Attention : ils ne couvrent pas les consultations pré-opératoires obligatoires, ni les examens – IRM, scanner, ou encore la rééducation post-opératoire, qui resteront entièrement à votre charge.

  • Pour qui ?

Ils peuvent convenir aux budgets très serrés souhaitant uniquement se protéger contre le « gros risque », ou aux personnes déjà couvertes par une mutuelle d’entreprise basique qu’elles cherchent à compléter.

  • Le piège :

Une hospitalisation génère presque toujours des frais avant et après le séjour : consultation d’anesthésie, séances de kiné, soins infirmiers à domicile, traitements antidouleur… Avec une formule « Hospitalisation seule », ces dépenses sont très mal remboursées.

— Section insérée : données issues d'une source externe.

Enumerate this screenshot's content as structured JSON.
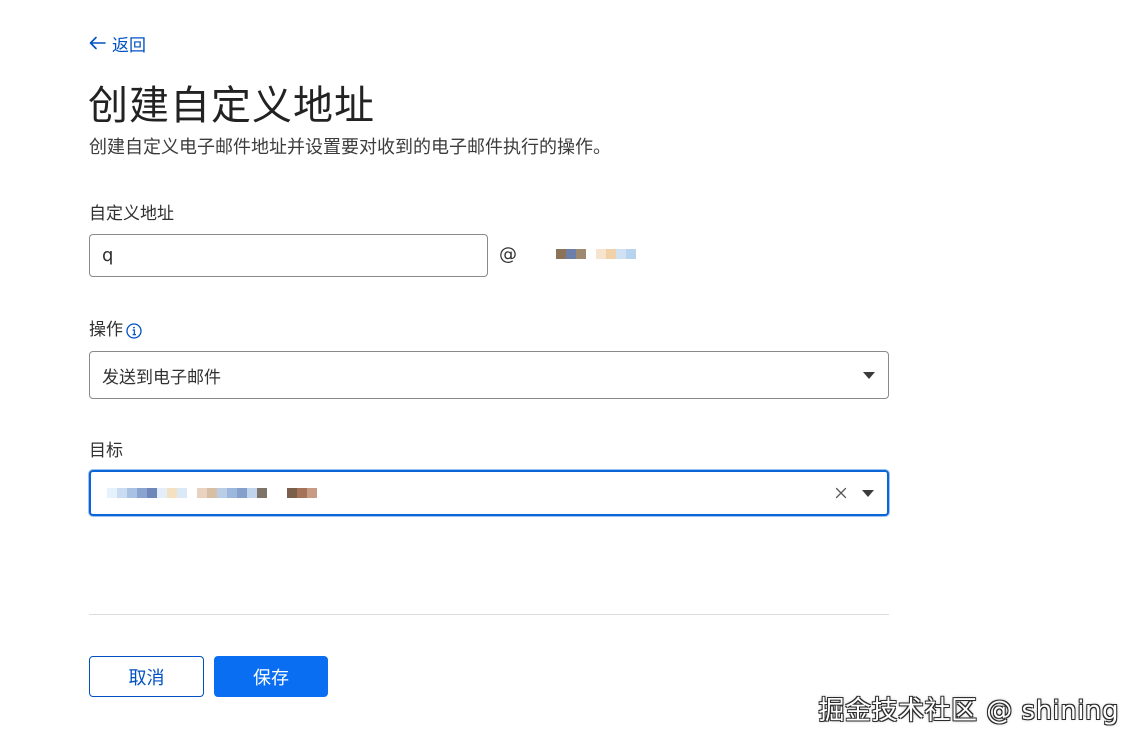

  • Le conseil M comme Mutuelle : Pour quelques euros de plus, une formule « Éco » plus globale est souvent plus avantageuse, car elle couvre aussi les soins courants et limite réellement votre reste à charge.

Urgences : les bons réflexes

Si vous arrivez aux urgences sans avoir pu anticiper l’hospitalisation, voici quelques bons réflexes à adopter :

  • Présentez votre Carte Vitale ET votre carte de mutuelle -Tiers Payant, dès l’admission administrative. C’est ce qui permet d’activer le tiers payant et d’éviter l’avance de frais.
  • Si vous n’avez pas votre carte mutuelle : demandez à un proche de contacter votre organisme. Les adhérents M comme Mutuelle peuvent aussi télécharger leur carte dématérialisée en quelques secondes sur leur espace adhérent.
  • Refusez la chambre particulière si ce n’est pas indispensable. Elle est parfois proposée par défaut, mais si vous n’êtes pas certain de votre niveau de couverture ou si votre séjour est très court (ambulatoire), mieux vaut éviter un surcoût inutile

Pour avoir l’esprit tranquille, n’hésitez pas à contacter un de nos conseillers experts.

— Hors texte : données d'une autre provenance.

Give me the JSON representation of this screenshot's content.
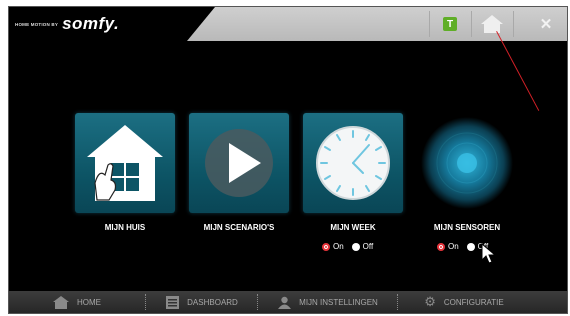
{
  "header": {
    "brand_sub": "HOME MOTION BY",
    "brand_logo": "somfy.",
    "t_button": "T",
    "close_icon": "✕"
  },
  "tiles": [
    {
      "label": "MIJN HUIS",
      "icon": "house-icon"
    },
    {
      "label": "MIJN SCENARIO'S",
      "icon": "play-icon"
    },
    {
      "label": "MIJN WEEK",
      "icon": "clock-icon",
      "on_label": "On",
      "off_label": "Off",
      "selected": "On"
    },
    {
      "label": "MIJN SENSOREN",
      "icon": "sensor-icon",
      "on_label": "On",
      "off_label": "Off",
      "selected": "On"
    }
  ],
  "footer": {
    "items": [
      {
        "label": "HOME",
        "icon": "home-icon"
      },
      {
        "label": "DASHBOARD",
        "icon": "dashboard-icon"
      },
      {
        "label": "MIJN INSTELLINGEN",
        "icon": "user-icon"
      },
      {
        "label": "CONFIGURATIE",
        "icon": "gear-icon"
      }
    ]
  },
  "colors": {
    "accent_teal": "#0d5566",
    "radio_red": "#e5333a",
    "badge_green": "#5fae27"
  }
}
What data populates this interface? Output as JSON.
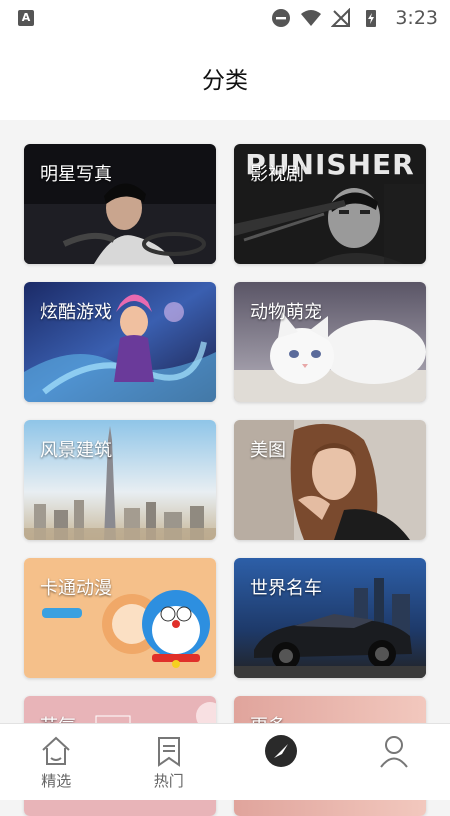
{
  "status": {
    "time": "3:23"
  },
  "header": {
    "title": "分类"
  },
  "categories": [
    {
      "label": "明星写真"
    },
    {
      "label": "影视剧"
    },
    {
      "label": "炫酷游戏"
    },
    {
      "label": "动物萌宠"
    },
    {
      "label": "风景建筑"
    },
    {
      "label": "美图"
    },
    {
      "label": "卡通动漫"
    },
    {
      "label": "世界名车"
    },
    {
      "label": "节气"
    },
    {
      "label": "更多"
    }
  ],
  "poster_text": "PUNISHER",
  "nav": [
    {
      "label": "精选"
    },
    {
      "label": "热门"
    },
    {
      "label": ""
    },
    {
      "label": ""
    }
  ]
}
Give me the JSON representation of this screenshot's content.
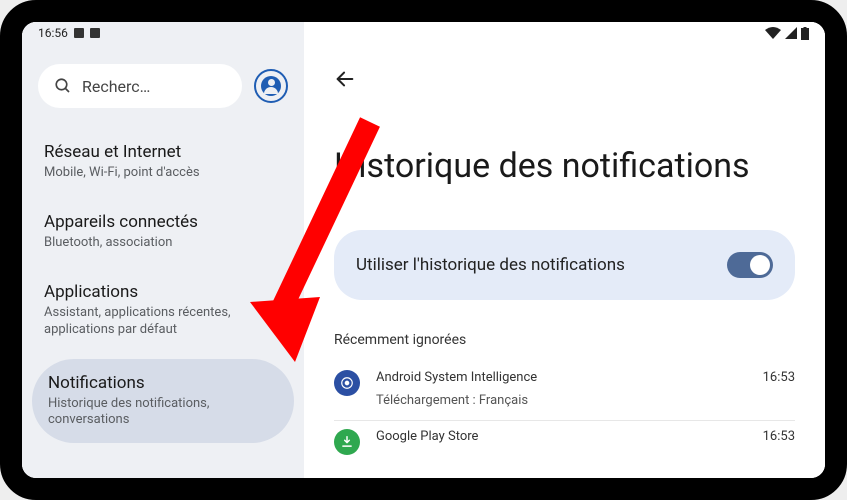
{
  "status_bar": {
    "time": "16:56"
  },
  "sidebar": {
    "search_placeholder": "Recherc…",
    "items": [
      {
        "title": "Réseau et Internet",
        "sub": "Mobile, Wi-Fi, point d'accès",
        "selected": false
      },
      {
        "title": "Appareils connectés",
        "sub": "Bluetooth, association",
        "selected": false
      },
      {
        "title": "Applications",
        "sub": "Assistant, applications récentes, applications par défaut",
        "selected": false
      },
      {
        "title": "Notifications",
        "sub": "Historique des notifications, conversations",
        "selected": true
      }
    ]
  },
  "main": {
    "title": "Historique des notifications",
    "toggle_label": "Utiliser l'historique des notifications",
    "toggle_on": true,
    "section_header": "Récemment ignorées",
    "notifications": [
      {
        "app": "Android System Intelligence",
        "detail": "Téléchargement : Français",
        "time": "16:53",
        "icon_bg": "#2b4fa3",
        "icon_name": "target-icon"
      },
      {
        "app": "Google Play Store",
        "detail": "",
        "time": "16:53",
        "icon_bg": "#2fa84f",
        "icon_name": "download-icon"
      }
    ]
  },
  "annotation_arrow_color": "#ff0000"
}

FAQ : Vos questions sur l’hospitalisation

Le forfait journalier est-il remboursé par toutes les mutuelles ?

Oui, dès lors que le contrat souscrit est « responsable ». Sur les contrats responsables — le standard chez M comme Mutuelle — le forfait journalier de 23 € est intégralement pris en charge, sans limite de durée. Cette prise en charge s’applique aussi bien à l’hôpital public, en clinique privée qu’en psychiatrie, ce qui évite une facture qui augmente jour après jour.

Qu’est-ce que l’OPTAM ?

L’Option Pratique Tarifaire Maîtrisée (OPTAM) est un accord entre les médecins et l’Assurance maladie visant à limiter les dépassements d’honoraires.

  • Si votre chirurgien est signataire de l’OPTAM, vous bénéficiez d’un meilleur remboursement à la fois de la Sécurité sociale et de votre mutuelle.
  • S’il n’est pas signataire de l’OPTAM, les dépassements peuvent être plus élevés et votre reste à charge aussi.

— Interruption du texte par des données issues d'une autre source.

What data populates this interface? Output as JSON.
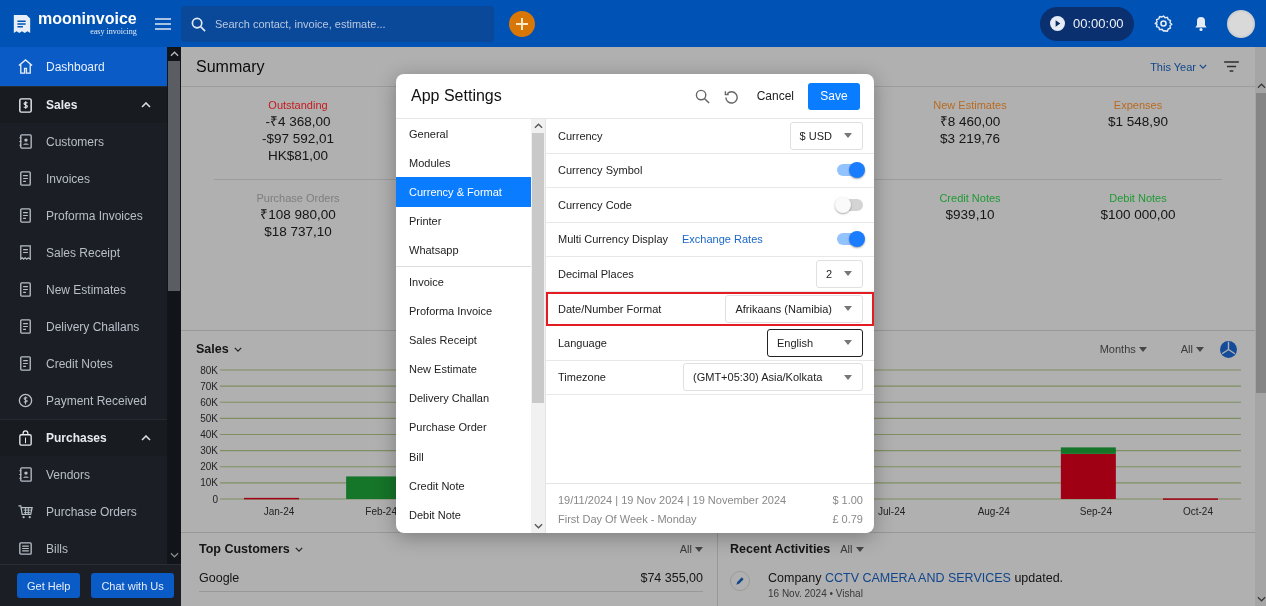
{
  "topbar": {
    "logo": {
      "name": "mooninvoice",
      "tagline": "easy invoicing"
    },
    "search": {
      "placeholder": "Search contact, invoice, estimate..."
    },
    "timer": "00:00:00"
  },
  "sidebar": {
    "items": [
      {
        "label": "Dashboard",
        "selected": true
      },
      {
        "label": "Sales",
        "selected": false,
        "expanded": true,
        "children": [
          {
            "label": "Customers",
            "selected": false
          },
          {
            "label": "Invoices",
            "selected": false
          },
          {
            "label": "Proforma Invoices",
            "selected": false
          },
          {
            "label": "Sales Receipt",
            "selected": false
          },
          {
            "label": "New Estimates",
            "selected": false
          },
          {
            "label": "Delivery Challans",
            "selected": false
          },
          {
            "label": "Credit Notes",
            "selected": false
          },
          {
            "label": "Payment Received",
            "selected": false
          }
        ]
      },
      {
        "label": "Purchases",
        "selected": false,
        "expanded": true,
        "children": [
          {
            "label": "Vendors",
            "selected": false
          },
          {
            "label": "Purchase Orders",
            "selected": false
          },
          {
            "label": "Bills",
            "selected": false
          }
        ]
      }
    ],
    "buttons": [
      "Get Help",
      "Chat with Us"
    ]
  },
  "summary": {
    "title": "Summary",
    "period": "This Year",
    "stat_rows": [
      [
        {
          "label": "Outstanding",
          "color": "#c41a1e",
          "values": [
            "-₹4 368,00",
            "-$97 592,01",
            "HK$81,00"
          ]
        },
        {
          "label": "New Estimates",
          "color": "#b86b22",
          "values": [
            "₹8 460,00",
            "$3 219,76"
          ]
        },
        {
          "label": "Expenses",
          "color": "#b86b22",
          "values": [
            "$1 548,90"
          ]
        }
      ],
      [
        {
          "label": "Purchase Orders",
          "color": "#7e7e7e",
          "values": [
            "₹108 980,00",
            "$18 737,10"
          ]
        },
        {
          "label": "Credit Notes",
          "color": "#1f9a33",
          "values": [
            "$939,10"
          ]
        },
        {
          "label": "Debit Notes",
          "color": "#1f9a33",
          "values": [
            "$100 000,00"
          ]
        }
      ]
    ]
  },
  "sales": {
    "title": "Sales",
    "period": "Months",
    "filter": "All",
    "chart_data": {
      "type": "bar",
      "stacked": true,
      "grid": true,
      "categories": [
        "Jan-24",
        "Feb-24",
        null,
        null,
        null,
        null,
        "Jul-24",
        "Aug-24",
        "Sep-24",
        "Oct-24"
      ],
      "ylim": [
        0,
        80000
      ],
      "yticks": [
        {
          "value": 0,
          "label": "0"
        },
        {
          "value": 10000,
          "label": "10K"
        },
        {
          "value": 20000,
          "label": "20K"
        },
        {
          "value": 30000,
          "label": "30K"
        },
        {
          "value": 40000,
          "label": "40K"
        },
        {
          "value": 50000,
          "label": "50K"
        },
        {
          "value": 60000,
          "label": "60K"
        },
        {
          "value": 70000,
          "label": "70K"
        },
        {
          "value": 80000,
          "label": "80K"
        }
      ],
      "series": [
        {
          "color": "#e8001c",
          "values": [
            700,
            0,
            null,
            null,
            null,
            null,
            0,
            0,
            28000,
            400
          ]
        },
        {
          "color": "#1faa3a",
          "values": [
            0,
            14000,
            null,
            null,
            null,
            null,
            0,
            0,
            4000,
            0
          ]
        }
      ]
    }
  },
  "top_customers": {
    "title": "Top Customers",
    "filter": "All",
    "rows": [
      {
        "name": "Google",
        "amount": "$74 355,00"
      }
    ]
  },
  "recent_activities": {
    "title": "Recent Activities",
    "filter": "All",
    "items": [
      {
        "before": "Company",
        "link": "CCTV CAMERA AND SERVICES",
        "after": "updated.",
        "meta": "16 Nov. 2024 • Vishal"
      }
    ]
  },
  "settings_dialog": {
    "title": "App Settings",
    "cancel": "Cancel",
    "save": "Save",
    "nav_groups": [
      [
        {
          "label": "General",
          "selected": false
        },
        {
          "label": "Modules",
          "selected": false
        },
        {
          "label": "Currency & Format",
          "selected": true
        },
        {
          "label": "Printer",
          "selected": false
        },
        {
          "label": "Whatsapp",
          "selected": false
        }
      ],
      [
        {
          "label": "Invoice",
          "selected": false
        },
        {
          "label": "Proforma Invoice",
          "selected": false
        },
        {
          "label": "Sales Receipt",
          "selected": false
        },
        {
          "label": "New Estimate",
          "selected": false
        },
        {
          "label": "Delivery Challan",
          "selected": false
        },
        {
          "label": "Purchase Order",
          "selected": false
        },
        {
          "label": "Bill",
          "selected": false
        },
        {
          "label": "Credit Note",
          "selected": false
        },
        {
          "label": "Debit Note",
          "selected": false
        }
      ]
    ],
    "rows": [
      {
        "kind": "select",
        "label": "Currency",
        "value": "$ USD",
        "highlighted": false,
        "focused": false
      },
      {
        "kind": "toggle",
        "label": "Currency Symbol",
        "on": true
      },
      {
        "kind": "toggle",
        "label": "Currency Code",
        "on": false
      },
      {
        "kind": "toggle",
        "label": "Multi Currency Display",
        "link": "Exchange Rates",
        "on": true
      },
      {
        "kind": "select",
        "label": "Decimal Places",
        "value": "2",
        "highlighted": false,
        "focused": false
      },
      {
        "kind": "select",
        "label": "Date/Number Format",
        "value": "Afrikaans (Namibia)",
        "highlighted": true,
        "focused": false
      },
      {
        "kind": "select",
        "label": "Language",
        "value": "English",
        "highlighted": false,
        "focused": true
      },
      {
        "kind": "select",
        "label": "Timezone",
        "value": "(GMT+05:30) Asia/Kolkata",
        "highlighted": false,
        "focused": false
      }
    ],
    "preview": [
      {
        "left": "19/11/2024 | 19 Nov 2024 | 19 November 2024",
        "right": "$ 1.00"
      },
      {
        "left": "First Day Of Week - Monday",
        "right": "£ 0.79"
      }
    ]
  }
}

Une mutuelle couvre-t-elle l’opération de la myopie ?

La chirurgie réfractive (myopie, presbytie…) est considérée comme une intervention de confort et donc hors nomenclature. Elle n’est jamais remboursée au titre de l’hospitalisation classique. Sa prise en charge dépend d’un forfait optique ou d’un forfait « actes non remboursés » spécifique à votre contrat.